Obamacare – Repeal, or Repeal and Replace? PART I

The U.S. healthcare system was unsustainable before Obamacare and is even less sustainable with Obamacare. The implosion of Obamacare is happening before the eyes of anyone who is willing to look. The nation is at a crossroads: The nation will turn to either a collectivist “solution” or a more free market “solution” to deal with the demise of Obamacare. The quotation marks around “solution” are there to imply that neither approach will solve all of the problems of healthcare. Each presents a different set of tradeoffs. The issue before the House (and the Senate and the nation) is which direction we should take. The answer will be momentous.

The issues that must be understood to make a sound decision about healthcare are many. Why are both the pre-Obamacare approach and the Obamacare approach to healthcare so unsustainable? Why is there mass confusion about what to do with U.S. healthcare? What are the tradeoffs of both paths? All of these issues desperately need to be sorted out, and this topic is too large to cover in one blog post.

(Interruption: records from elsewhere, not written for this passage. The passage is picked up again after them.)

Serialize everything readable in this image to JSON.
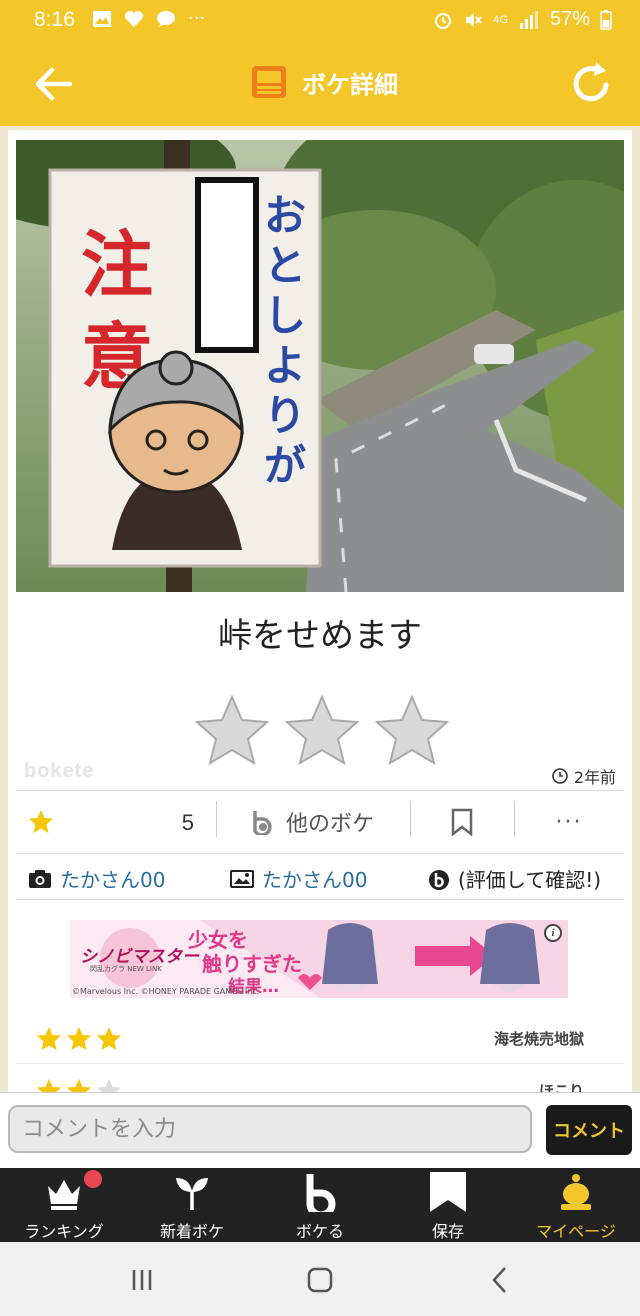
{
  "status_bar": {
    "time": "8:16",
    "extra": "···",
    "network": "4G",
    "battery": "57%"
  },
  "app_bar": {
    "title": "ボケ詳細"
  },
  "post": {
    "photo": {
      "sign_red_text": "注意",
      "sign_blue_text": "おとしよりが"
    },
    "boke_text": "峠をせめます",
    "watermark": "bokete",
    "posted_ago": "2年前",
    "star_count": "5",
    "other_boke_label": "他のボケ",
    "more_label": "···",
    "photo_credit": "たかさん00",
    "image_credit": "たかさん00",
    "boke_author": "(評価して確認!)"
  },
  "ad": {
    "logo_text": "シノビマスター",
    "logo_sub": "閃乱カグラ NEW LINK",
    "headline_1": "少女を",
    "headline_2": "触りすぎた",
    "headline_3": "結果…",
    "copyright": "©Marvelous Inc. ©HONEY PARADE GAMES Inc.",
    "info": "i"
  },
  "ratings": [
    {
      "stars": 3,
      "user": "海老焼売地獄"
    },
    {
      "stars": 2,
      "user": "ほこり"
    }
  ],
  "comment": {
    "placeholder": "コメントを入力",
    "button": "コメント"
  },
  "bottom_nav": {
    "items": [
      {
        "label": "ランキング",
        "icon": "crown-icon"
      },
      {
        "label": "新着ボケ",
        "icon": "sprout-icon"
      },
      {
        "label": "ボケる",
        "icon": "bokete-b-icon"
      },
      {
        "label": "保存",
        "icon": "bookmark-icon"
      },
      {
        "label": "マイページ",
        "icon": "person-icon"
      }
    ]
  },
  "colors": {
    "brand_yellow": "#f3c62a",
    "star_gold": "#f6c700",
    "link_blue": "#2a6d9e",
    "nav_dark": "#222222"
  }
}
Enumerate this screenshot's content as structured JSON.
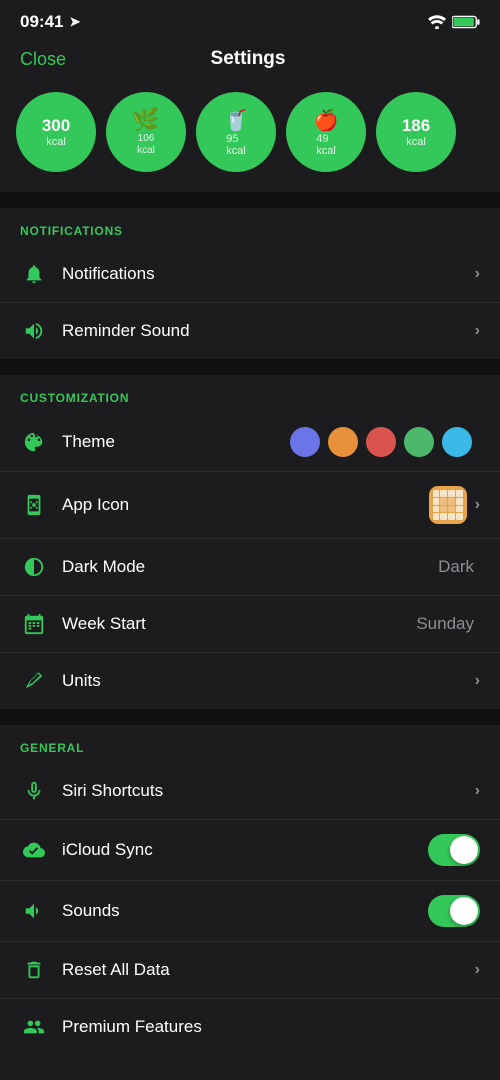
{
  "statusBar": {
    "time": "09:41",
    "locationIcon": "➤"
  },
  "header": {
    "closeLabel": "Close",
    "title": "Settings"
  },
  "circles": [
    {
      "value": "300",
      "unit": "kcal",
      "type": "number"
    },
    {
      "value": "",
      "unit": "106\nkcal",
      "type": "icon",
      "icon": "🌿"
    },
    {
      "value": "95",
      "unit": "kcal",
      "type": "number"
    },
    {
      "value": "49",
      "unit": "kcal",
      "type": "number"
    },
    {
      "value": "186",
      "unit": "kcal",
      "type": "number"
    }
  ],
  "sections": {
    "notifications": {
      "header": "NOTIFICATIONS",
      "items": [
        {
          "id": "notifications",
          "label": "Notifications",
          "type": "chevron"
        },
        {
          "id": "reminder-sound",
          "label": "Reminder Sound",
          "type": "chevron"
        }
      ]
    },
    "customization": {
      "header": "CUSTOMIZATION",
      "items": [
        {
          "id": "theme",
          "label": "Theme",
          "type": "colors"
        },
        {
          "id": "app-icon",
          "label": "App Icon",
          "type": "icon-thumb"
        },
        {
          "id": "dark-mode",
          "label": "Dark Mode",
          "value": "Dark",
          "type": "value"
        },
        {
          "id": "week-start",
          "label": "Week Start",
          "value": "Sunday",
          "type": "value"
        },
        {
          "id": "units",
          "label": "Units",
          "type": "chevron"
        }
      ],
      "themeColors": [
        "#6b74e8",
        "#e8913a",
        "#d9534f",
        "#4cb86b",
        "#3ab8e8"
      ]
    },
    "general": {
      "header": "GENERAL",
      "items": [
        {
          "id": "siri-shortcuts",
          "label": "Siri Shortcuts",
          "type": "chevron"
        },
        {
          "id": "icloud-sync",
          "label": "iCloud Sync",
          "type": "toggle",
          "on": true
        },
        {
          "id": "sounds",
          "label": "Sounds",
          "type": "toggle",
          "on": true
        },
        {
          "id": "reset-all-data",
          "label": "Reset All Data",
          "type": "chevron"
        },
        {
          "id": "premium-features",
          "label": "Premium Features",
          "type": "chevron"
        }
      ]
    }
  }
}
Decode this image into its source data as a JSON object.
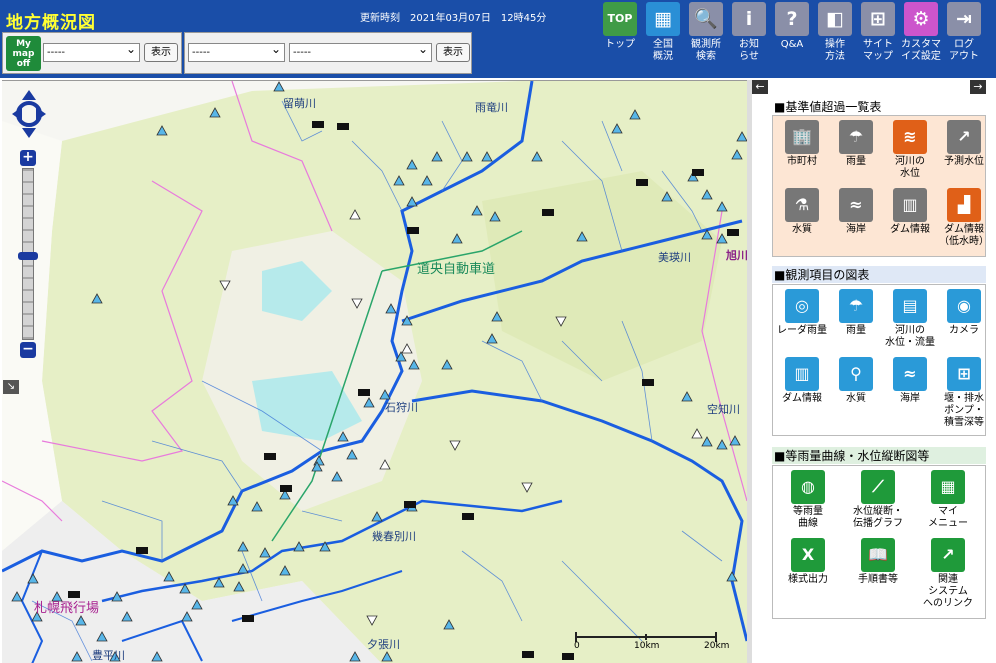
{
  "header": {
    "title": "地方概況図",
    "update_time": "更新時刻　2021年03月07日　12時45分",
    "mymap": {
      "btn_label": "My map off",
      "select_value": "-----",
      "show_label": "表示"
    },
    "station": {
      "select1_value": "-----",
      "select2_value": "-----",
      "show_label": "表示"
    }
  },
  "nav": [
    {
      "label": "トップ",
      "icon": "TOP",
      "color": "#3f9b47"
    },
    {
      "label": "全国\n概況",
      "icon": "▦",
      "color": "#2a8fd6"
    },
    {
      "label": "観測所\n検索",
      "icon": "🔍",
      "color": "#8a8fa8"
    },
    {
      "label": "お知\nらせ",
      "icon": "i",
      "color": "#8a8fa8"
    },
    {
      "label": "Q&A",
      "icon": "?",
      "color": "#8a8fa8"
    },
    {
      "label": "操作\n方法",
      "icon": "◧",
      "color": "#8a8fa8"
    },
    {
      "label": "サイト\nマップ",
      "icon": "⊞",
      "color": "#8a8fa8"
    },
    {
      "label": "カスタマ\nイズ設定",
      "icon": "⚙",
      "color": "#cc55cc"
    },
    {
      "label": "ログ\nアウト",
      "icon": "⇥",
      "color": "#8a8fa8"
    }
  ],
  "map_labels": {
    "rumoi_river": "留萌川",
    "uryu_river": "雨竜川",
    "expressway": "道央自動車道",
    "bibai_river": "美瑛川",
    "asahikawa": "旭川",
    "ishikari_river": "石狩川",
    "sorachi_river": "空知川",
    "chitose_river": "幾春別川",
    "yubari_river": "夕張川",
    "sapporo_airport": "札幌飛行場",
    "toyohira_river": "豊平川"
  },
  "scale": {
    "t0": "0",
    "t1": "10km",
    "t2": "20km"
  },
  "panel": {
    "section1": {
      "title": "■基準値超過一覧表",
      "items": [
        {
          "label": "市町村",
          "icon": "🏢",
          "color": "#777"
        },
        {
          "label": "雨量",
          "icon": "☂",
          "color": "#777"
        },
        {
          "label": "河川の\n水位",
          "icon": "≋",
          "color": "#e06018"
        },
        {
          "label": "予測水位",
          "icon": "↗",
          "color": "#777"
        },
        {
          "label": "水質",
          "icon": "⚗",
          "color": "#777"
        },
        {
          "label": "海岸",
          "icon": "≈",
          "color": "#777"
        },
        {
          "label": "ダム情報",
          "icon": "▥",
          "color": "#777"
        },
        {
          "label": "ダム情報\n（低水時）",
          "icon": "▟",
          "color": "#e06018"
        }
      ]
    },
    "section2": {
      "title": "■観測項目の図表",
      "items": [
        {
          "label": "レーダ雨量",
          "icon": "◎",
          "color": "#2a9ad8"
        },
        {
          "label": "雨量",
          "icon": "☂",
          "color": "#2a9ad8"
        },
        {
          "label": "河川の\n水位・流量",
          "icon": "▤",
          "color": "#2a9ad8"
        },
        {
          "label": "カメラ",
          "icon": "◉",
          "color": "#2a9ad8"
        },
        {
          "label": "ダム情報",
          "icon": "▥",
          "color": "#2a9ad8"
        },
        {
          "label": "水質",
          "icon": "⚲",
          "color": "#2a9ad8"
        },
        {
          "label": "海岸",
          "icon": "≈",
          "color": "#2a9ad8"
        },
        {
          "label": "堰・排水\nポンプ・\n積雪深等",
          "icon": "⊞",
          "color": "#2a9ad8"
        }
      ]
    },
    "section3": {
      "title": "■等雨量曲線・水位縦断図等",
      "items": [
        {
          "label": "等雨量\n曲線",
          "icon": "◍",
          "color": "#1f9a3a"
        },
        {
          "label": "水位縦断・\n伝播グラフ",
          "icon": "⟋",
          "color": "#1f9a3a"
        },
        {
          "label": "マイ\nメニュー",
          "icon": "▦",
          "color": "#1f9a3a"
        },
        {
          "label": "様式出力",
          "icon": "X",
          "color": "#1f9a3a"
        },
        {
          "label": "手順書等",
          "icon": "📖",
          "color": "#1f9a3a"
        },
        {
          "label": "関連\nシステム\nへのリンク",
          "icon": "↗",
          "color": "#1f9a3a"
        }
      ]
    }
  }
}
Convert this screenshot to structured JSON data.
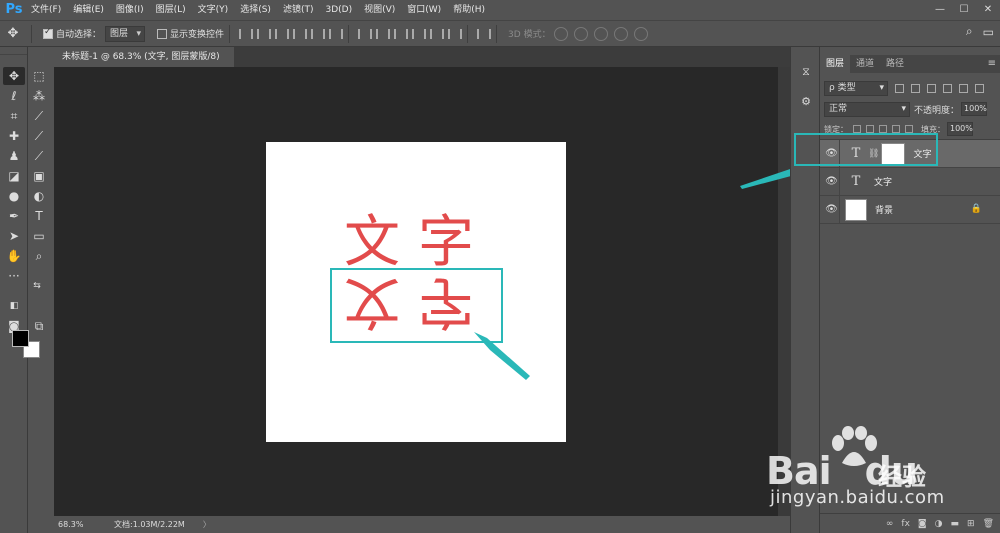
{
  "app": {
    "logo": "Ps"
  },
  "menu": [
    "文件(F)",
    "编辑(E)",
    "图像(I)",
    "图层(L)",
    "文字(Y)",
    "选择(S)",
    "滤镜(T)",
    "3D(D)",
    "视图(V)",
    "窗口(W)",
    "帮助(H)"
  ],
  "window_controls": {
    "minimize": "—",
    "maximize": "☐",
    "close": "✕"
  },
  "options": {
    "auto_select_label": "自动选择：",
    "auto_select_value": "图层",
    "show_transform_label": "显示变换控件",
    "mode_3d_label": "3D 模式："
  },
  "document": {
    "tab_title": "未标题-1 @ 68.3% (文字, 图层蒙版/8) *",
    "close": "×",
    "glyph_top_left": "文",
    "glyph_top_right": "字",
    "glyph_bottom_left": "文",
    "glyph_bottom_right": "字"
  },
  "status": {
    "zoom": "68.3%",
    "doc_info": "文档:1.03M/2.22M",
    "arrow": "〉"
  },
  "layers_panel": {
    "tabs": [
      "图层",
      "通道",
      "路径"
    ],
    "menu_icon": "≡",
    "filter_kind": "ρ 类型",
    "blend_mode": "正常",
    "opacity_label": "不透明度：",
    "opacity_value": "100%",
    "lock_label": "锁定：",
    "fill_label": "填充：",
    "fill_value": "100%",
    "layers": [
      {
        "name": "文字",
        "type_icon": "T",
        "has_mask": true,
        "selected": true
      },
      {
        "name": "文字",
        "type_icon": "T",
        "has_mask": false,
        "selected": false
      },
      {
        "name": "背景",
        "type_icon": "",
        "has_mask": false,
        "selected": false,
        "locked": true
      }
    ],
    "footer_icons": [
      "link-icon",
      "fx-icon",
      "mask-icon",
      "adjustment-icon",
      "group-icon",
      "new-layer-icon",
      "trash-icon"
    ],
    "footer_fx": "fx"
  },
  "watermark": {
    "brand": "Bai",
    "brand2": "du",
    "cn": "经验",
    "url": "jingyan.baidu.com"
  },
  "colors": {
    "annotation": "#2ab8b8",
    "glyph": "#e24b4b",
    "canvas_bg": "#282828",
    "ui_bg": "#535353"
  }
}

This is the first post of what is planned to be a three part series. Part I explores why the pre-Obamacare approach and the Obamacare approach to healthcare are unsustainable (the understanding of which is essential to responsibly supporting any healthcare policy). Part II will explore how politicians and pundits are confounding a clear understanding of what is at stake with changes to healthcare. Part III will explore the better approach to dealing with healthcare.

Let’s get started.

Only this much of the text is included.